Brought up in a respectable middle class familiy with a number of siblings, Carl Weidemeyer attended elementary and secondary school. In keeping with his fathers' wishes, he worked as a bricklayer apprentice, and he subsequently studied structural engineering at the Baugewerkschule, where he also had the opportunity of working in an artistic activity. Then a Bremen architectural firm employed him.

He worked for a year before leaving the firm in order to study his chosen métier of art. He was subsequently fortunate in finding sponsors in Bremen, who were prepared to support his education at the educational establishment of the Berlin arts and crafts museum; he did not, however, find the desired «artistic stimulation» at this institution.

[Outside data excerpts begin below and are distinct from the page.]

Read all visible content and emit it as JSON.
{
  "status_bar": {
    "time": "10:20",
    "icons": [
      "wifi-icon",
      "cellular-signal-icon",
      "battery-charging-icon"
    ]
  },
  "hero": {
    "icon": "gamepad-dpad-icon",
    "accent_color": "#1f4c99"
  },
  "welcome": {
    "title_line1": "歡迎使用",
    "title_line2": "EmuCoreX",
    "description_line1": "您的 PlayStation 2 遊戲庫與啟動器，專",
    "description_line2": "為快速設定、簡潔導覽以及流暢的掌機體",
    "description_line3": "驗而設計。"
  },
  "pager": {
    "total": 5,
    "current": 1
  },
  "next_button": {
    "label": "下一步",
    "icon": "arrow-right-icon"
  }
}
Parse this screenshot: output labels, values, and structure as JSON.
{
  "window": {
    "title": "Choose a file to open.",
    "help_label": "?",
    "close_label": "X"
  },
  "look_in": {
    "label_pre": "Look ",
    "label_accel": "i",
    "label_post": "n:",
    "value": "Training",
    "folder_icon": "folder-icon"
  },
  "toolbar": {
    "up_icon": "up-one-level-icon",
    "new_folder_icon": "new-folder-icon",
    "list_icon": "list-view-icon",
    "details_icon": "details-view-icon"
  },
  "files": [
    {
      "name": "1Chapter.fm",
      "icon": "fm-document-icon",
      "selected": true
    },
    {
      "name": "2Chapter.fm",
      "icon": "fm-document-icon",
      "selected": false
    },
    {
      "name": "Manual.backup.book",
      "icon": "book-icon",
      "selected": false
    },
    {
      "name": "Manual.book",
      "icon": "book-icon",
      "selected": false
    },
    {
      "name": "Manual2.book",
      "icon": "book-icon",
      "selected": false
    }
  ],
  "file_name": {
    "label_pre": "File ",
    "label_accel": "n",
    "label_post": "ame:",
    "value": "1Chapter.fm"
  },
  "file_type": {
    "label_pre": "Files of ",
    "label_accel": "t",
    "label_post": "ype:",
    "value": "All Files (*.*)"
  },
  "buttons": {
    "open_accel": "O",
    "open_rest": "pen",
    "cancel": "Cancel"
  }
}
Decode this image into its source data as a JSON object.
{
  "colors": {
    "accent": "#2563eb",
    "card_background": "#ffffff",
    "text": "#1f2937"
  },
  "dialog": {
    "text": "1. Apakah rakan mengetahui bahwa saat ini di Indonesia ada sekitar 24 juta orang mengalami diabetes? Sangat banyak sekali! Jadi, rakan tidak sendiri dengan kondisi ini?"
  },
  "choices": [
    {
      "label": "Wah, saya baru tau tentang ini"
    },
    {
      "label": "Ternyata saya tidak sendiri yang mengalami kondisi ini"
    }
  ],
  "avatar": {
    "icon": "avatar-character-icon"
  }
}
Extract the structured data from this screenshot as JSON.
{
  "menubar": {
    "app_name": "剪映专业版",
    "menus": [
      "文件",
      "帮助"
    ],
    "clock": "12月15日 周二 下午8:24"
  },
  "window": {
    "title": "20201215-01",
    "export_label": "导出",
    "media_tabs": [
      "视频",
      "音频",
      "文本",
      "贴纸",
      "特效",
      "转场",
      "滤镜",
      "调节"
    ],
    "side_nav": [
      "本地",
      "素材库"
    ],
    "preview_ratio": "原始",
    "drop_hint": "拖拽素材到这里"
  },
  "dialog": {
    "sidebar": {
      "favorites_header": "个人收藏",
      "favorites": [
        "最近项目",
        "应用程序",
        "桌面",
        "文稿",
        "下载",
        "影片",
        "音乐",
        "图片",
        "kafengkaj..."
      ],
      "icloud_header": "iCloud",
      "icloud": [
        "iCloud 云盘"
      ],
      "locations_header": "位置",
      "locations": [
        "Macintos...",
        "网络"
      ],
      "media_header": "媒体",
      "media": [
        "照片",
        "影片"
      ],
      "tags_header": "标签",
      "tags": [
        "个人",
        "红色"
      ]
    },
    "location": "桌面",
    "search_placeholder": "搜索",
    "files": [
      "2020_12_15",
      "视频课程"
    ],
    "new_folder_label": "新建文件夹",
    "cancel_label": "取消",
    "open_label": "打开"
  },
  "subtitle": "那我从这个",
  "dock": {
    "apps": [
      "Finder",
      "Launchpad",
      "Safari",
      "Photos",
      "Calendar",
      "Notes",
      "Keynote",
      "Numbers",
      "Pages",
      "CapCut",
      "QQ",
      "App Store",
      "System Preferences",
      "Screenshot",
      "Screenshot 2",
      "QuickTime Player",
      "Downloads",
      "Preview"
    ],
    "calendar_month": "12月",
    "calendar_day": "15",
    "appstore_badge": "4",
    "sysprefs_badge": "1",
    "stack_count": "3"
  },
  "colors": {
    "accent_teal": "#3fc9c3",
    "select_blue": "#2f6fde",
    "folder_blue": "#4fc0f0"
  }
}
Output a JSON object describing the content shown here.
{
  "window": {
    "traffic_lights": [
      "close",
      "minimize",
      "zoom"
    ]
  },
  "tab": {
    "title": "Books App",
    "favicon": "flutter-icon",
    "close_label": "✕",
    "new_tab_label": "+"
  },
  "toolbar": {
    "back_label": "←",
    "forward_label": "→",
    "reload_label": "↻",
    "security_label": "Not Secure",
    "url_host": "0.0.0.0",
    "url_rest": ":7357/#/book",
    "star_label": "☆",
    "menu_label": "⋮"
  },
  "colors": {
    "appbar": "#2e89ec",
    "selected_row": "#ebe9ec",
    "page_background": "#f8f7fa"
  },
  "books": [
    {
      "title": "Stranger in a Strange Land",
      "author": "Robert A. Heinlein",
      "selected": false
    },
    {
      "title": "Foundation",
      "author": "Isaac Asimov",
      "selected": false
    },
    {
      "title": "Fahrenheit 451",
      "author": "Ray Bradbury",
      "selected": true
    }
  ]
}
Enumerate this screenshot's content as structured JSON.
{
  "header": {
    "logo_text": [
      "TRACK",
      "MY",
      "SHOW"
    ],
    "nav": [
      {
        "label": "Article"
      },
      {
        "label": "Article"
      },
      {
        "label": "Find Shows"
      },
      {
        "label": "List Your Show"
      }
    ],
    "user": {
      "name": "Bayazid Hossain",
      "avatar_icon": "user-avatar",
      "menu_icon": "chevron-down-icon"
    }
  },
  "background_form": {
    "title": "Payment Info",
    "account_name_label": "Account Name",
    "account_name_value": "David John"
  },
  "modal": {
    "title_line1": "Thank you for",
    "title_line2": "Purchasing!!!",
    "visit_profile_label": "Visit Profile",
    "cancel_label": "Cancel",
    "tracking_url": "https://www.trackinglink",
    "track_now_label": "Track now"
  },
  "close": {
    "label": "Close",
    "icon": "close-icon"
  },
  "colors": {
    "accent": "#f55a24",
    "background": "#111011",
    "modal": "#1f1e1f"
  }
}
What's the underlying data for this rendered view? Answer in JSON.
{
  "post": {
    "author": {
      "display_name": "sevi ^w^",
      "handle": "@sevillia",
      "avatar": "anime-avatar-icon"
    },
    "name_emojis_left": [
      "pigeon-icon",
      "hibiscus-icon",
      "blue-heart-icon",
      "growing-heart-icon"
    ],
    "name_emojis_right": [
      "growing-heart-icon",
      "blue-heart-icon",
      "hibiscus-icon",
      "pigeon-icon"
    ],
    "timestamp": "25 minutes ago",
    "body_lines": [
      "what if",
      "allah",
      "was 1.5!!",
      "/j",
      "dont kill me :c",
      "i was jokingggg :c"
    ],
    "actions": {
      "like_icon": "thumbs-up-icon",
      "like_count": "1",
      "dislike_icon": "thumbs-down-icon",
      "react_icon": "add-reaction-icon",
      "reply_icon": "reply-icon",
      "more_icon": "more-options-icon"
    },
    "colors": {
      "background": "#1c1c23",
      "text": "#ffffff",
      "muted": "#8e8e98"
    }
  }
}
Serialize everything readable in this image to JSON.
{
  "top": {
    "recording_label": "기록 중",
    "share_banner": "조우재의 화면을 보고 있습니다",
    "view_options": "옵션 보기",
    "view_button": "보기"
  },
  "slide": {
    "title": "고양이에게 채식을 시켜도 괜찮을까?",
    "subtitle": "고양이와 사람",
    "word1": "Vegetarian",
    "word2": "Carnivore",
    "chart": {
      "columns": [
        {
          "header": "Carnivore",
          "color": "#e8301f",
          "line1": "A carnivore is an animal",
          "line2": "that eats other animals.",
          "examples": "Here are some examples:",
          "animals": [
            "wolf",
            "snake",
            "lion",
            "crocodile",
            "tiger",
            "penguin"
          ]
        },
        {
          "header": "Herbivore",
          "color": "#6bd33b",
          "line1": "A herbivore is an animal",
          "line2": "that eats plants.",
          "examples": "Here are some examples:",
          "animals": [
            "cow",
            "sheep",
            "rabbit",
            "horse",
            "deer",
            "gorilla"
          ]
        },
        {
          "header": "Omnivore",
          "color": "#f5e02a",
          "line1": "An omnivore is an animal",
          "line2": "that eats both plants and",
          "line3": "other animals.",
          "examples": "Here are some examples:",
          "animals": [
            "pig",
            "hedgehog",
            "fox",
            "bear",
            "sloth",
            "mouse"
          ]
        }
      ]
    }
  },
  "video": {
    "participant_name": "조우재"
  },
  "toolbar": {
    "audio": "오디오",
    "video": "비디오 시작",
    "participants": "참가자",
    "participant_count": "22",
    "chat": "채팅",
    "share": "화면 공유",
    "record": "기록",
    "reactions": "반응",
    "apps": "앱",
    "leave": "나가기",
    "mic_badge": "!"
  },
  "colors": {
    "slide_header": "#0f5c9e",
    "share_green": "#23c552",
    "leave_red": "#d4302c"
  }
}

During this time he came into contact with the Steiglitz workshop, and he was involved with various artistic personalities on his way to become a freelance artist. After studying with Knottnerus-Meyer in Hanover for a year, he moved to Munich to study with Paul Schulze Naumburg. After spent almost three years traveling, Weidemeyer settled in the well-known Worpswede artists' colony near Bremen, where he soon found contact. He worked as a graphic artist, draughtsman and designer of wooden toys. His work was shown at a number of exhibitions in 1907-1908 and was positively received by the press.

His work as a graphic designer and illustrator was published by the Insel Verlag in a book of Andersen's fairy tales in 1909, Grimm's and Hauff's fairytales in 1910, and the book: «Die Blümlein des heiligen Franziskus» in 1911. These illustrated editions proved to be a milestone for the Insel Verlag.

After his marriage Weidemeyer stayed in Paris from 1913 to 1914, from where he had to leave because of the outbreak of the First World War. He returned to Germany and was called up into the army as a radio engineer. He returned to Worpswede at the end of the war, where he bought a house. He subsequently worked as an architect in Willingen, and met the dancer Charlotte Bara.

In 1927 Carl Weidemeyer visited the exhibition «Die Wohnung» in Stuttgart, after which his architectural style underwent some radical changes, and he began orientating himself on the leading modern architecture of the time, the Bauhaus.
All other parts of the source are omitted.